Ils retournèrent, tous les trois, vers l’abbaye ; le moine souleva le loquet d’une petite porte creusée dans un mur près de l’église et Durtal pénétra dans un cimetière minuscule, planté de croix de bois sur des tombes d’herbe.

Il n’y avait aucune inscription, aucune fleur dans cet enclos qu’ils traversèrent ; le moine poussa une autre porte et ils débouchèrent dans un long couloir qui puait le rat. Au bout de ce couloir, Durtal reconnut l’escalier qu’il avait franchi, un matin, pour aller se confesser chez le prieur.

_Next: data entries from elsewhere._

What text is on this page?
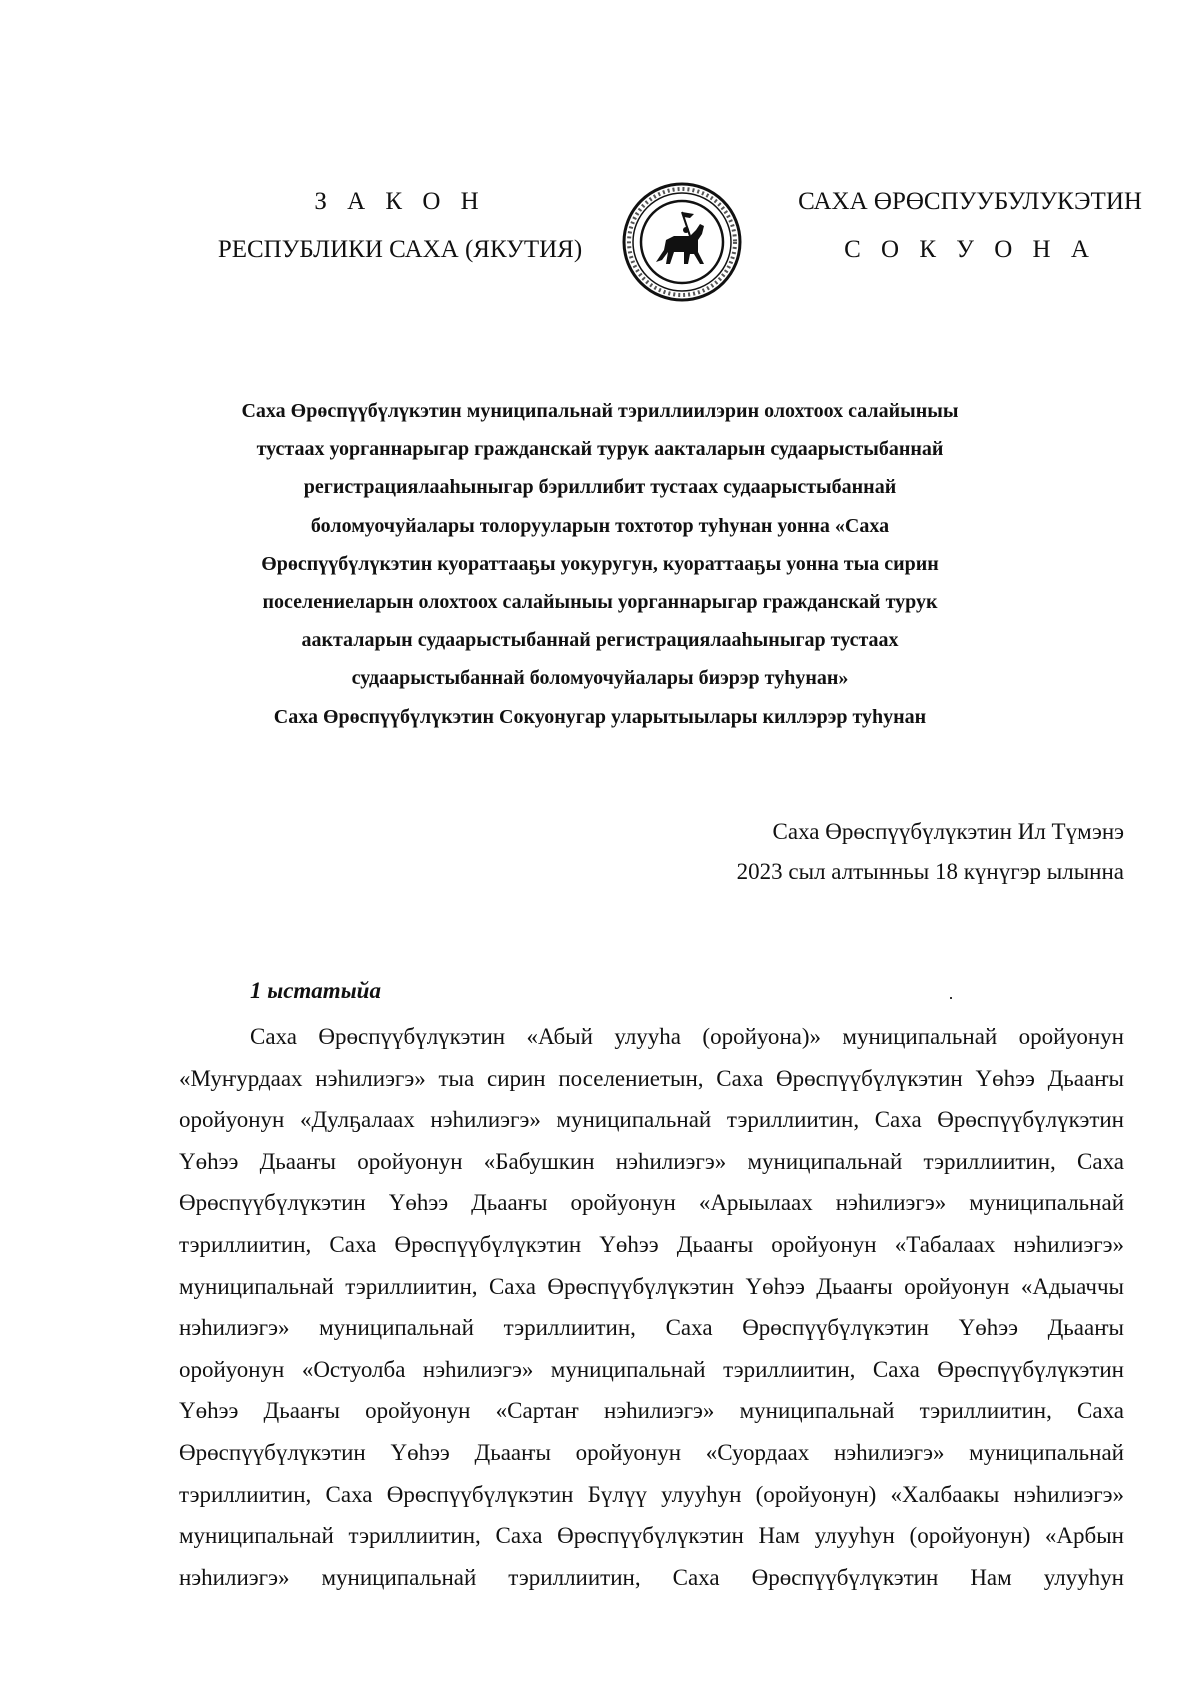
З А К О Н
РЕСПУБЛИКИ САХА (ЯКУТИЯ)
САХА ӨРӨСПУУБУЛУКЭТИН
С О К У О Н А
Саха Өрөспүүбүлүкэтин муниципальнай тэриллиилэрин олохтоох салайыныы
тустаах уорганнарыгар гражданскай турук аакталарын судаарыстыбаннай
регистрациялааһыныгар бэриллибит тустаах судаарыстыбаннай
боломуочуйалары толорууларын тохтотор туһунан уонна «Саха
Өрөспүүбүлүкэтин куораттааҕы уокуругун, куораттааҕы уонна тыа сирин
поселениеларын олохтоох салайыныы уорганнарыгар гражданскай турук
аакталарын судаарыстыбаннай регистрациялааһыныгар тустаах
судаарыстыбаннай боломуочуйалары биэрэр туһунан»
Саха Өрөспүүбүлүкэтин Сокуонугар уларытыылары киллэрэр туһунан
Саха Өрөспүүбүлүкэтин Ил Түмэнэ
2023 сыл алтынньы 18 күнүгэр ылынна
1 ыстатыйа
Саха Өрөспүүбүлүкэтин «Абый улууһа (оройуона)» муниципальнай оройуонун
«Муҥурдаах нэһилиэгэ» тыа сирин поселениетын, Саха Өрөспүүбүлүкэтин Үөһээ Дьааҥы
оройуонун «Дулҕалаах нэһилиэгэ» муниципальнай тэриллиитин, Саха Өрөспүүбүлүкэтин
Үөһээ Дьааҥы оройуонун «Бабушкин нэһилиэгэ» муниципальнай тэриллиитин, Саха
Өрөспүүбүлүкэтин Үөһээ Дьааҥы оройуонун «Арыылаах нэһилиэгэ» муниципальнай
тэриллиитин, Саха Өрөспүүбүлүкэтин Үөһээ Дьааҥы оройуонун «Табалаах нэһилиэгэ»
муниципальнай тэриллиитин, Саха Өрөспүүбүлүкэтин Үөһээ Дьааҥы оройуонун «Адыаччы
нэһилиэгэ» муниципальнай тэриллиитин, Саха Өрөспүүбүлүкэтин Үөһээ Дьааҥы
оройуонун «Остуолба нэһилиэгэ» муниципальнай тэриллиитин, Саха Өрөспүүбүлүкэтин
Үөһээ Дьааҥы оройуонун «Сартаҥ нэһилиэгэ» муниципальнай тэриллиитин, Саха
Өрөспүүбүлүкэтин Үөһээ Дьааҥы оройуонун «Суордаах нэһилиэгэ» муниципальнай
тэриллиитин, Саха Өрөспүүбүлүкэтин Бүлүү улууһун (оройуонун) «Халбаакы нэһилиэгэ»
муниципальнай тэриллиитин, Саха Өрөспүүбүлүкэтин Нам улууһун (оройуонун) «Арбын
нэһилиэгэ» муниципальнай тэриллиитин, Саха Өрөспүүбүлүкэтин Нам улууһун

Ils le laissèrent à leur gauche, tournèrent dans une autre galerie et l’hôtelier les introduisit dans une salle immense, percée de hautes fenêtres, décorée de trumeaux du XVIIIe siècle et de grisailles ; elle était exclusivement meublée de bancs et de stalles au-dessus desquels, un siège isolé, sculpté d’armes abbatiales peintes, marquait la place de Dom Anselme.

— Oh ! cette salle du chapitre, elle n’a rien de monastique ! dit le P. Étienne, en désignant les peintures profanes des murs ; nous avons conservé tel quel le salon de cet ancien château, mais je vous prie de croire que ce décor ne nous plaît guère.

— Et que fait-on dans cette salle ?

— Mais, nous nous y réunissons après la messe ; le chapitre s’ouvre par la lecture du martyrologe, suivie des dernières prières de Prime. Puis on lit un passage de la règle que le P. abbé commente. Enfin, nous pratiquons l’exercice d’humilité, c’est-à-dire que celui d’entre nous qui a commis une faute contre la règle se prosterne et l’avoue devant ses frères.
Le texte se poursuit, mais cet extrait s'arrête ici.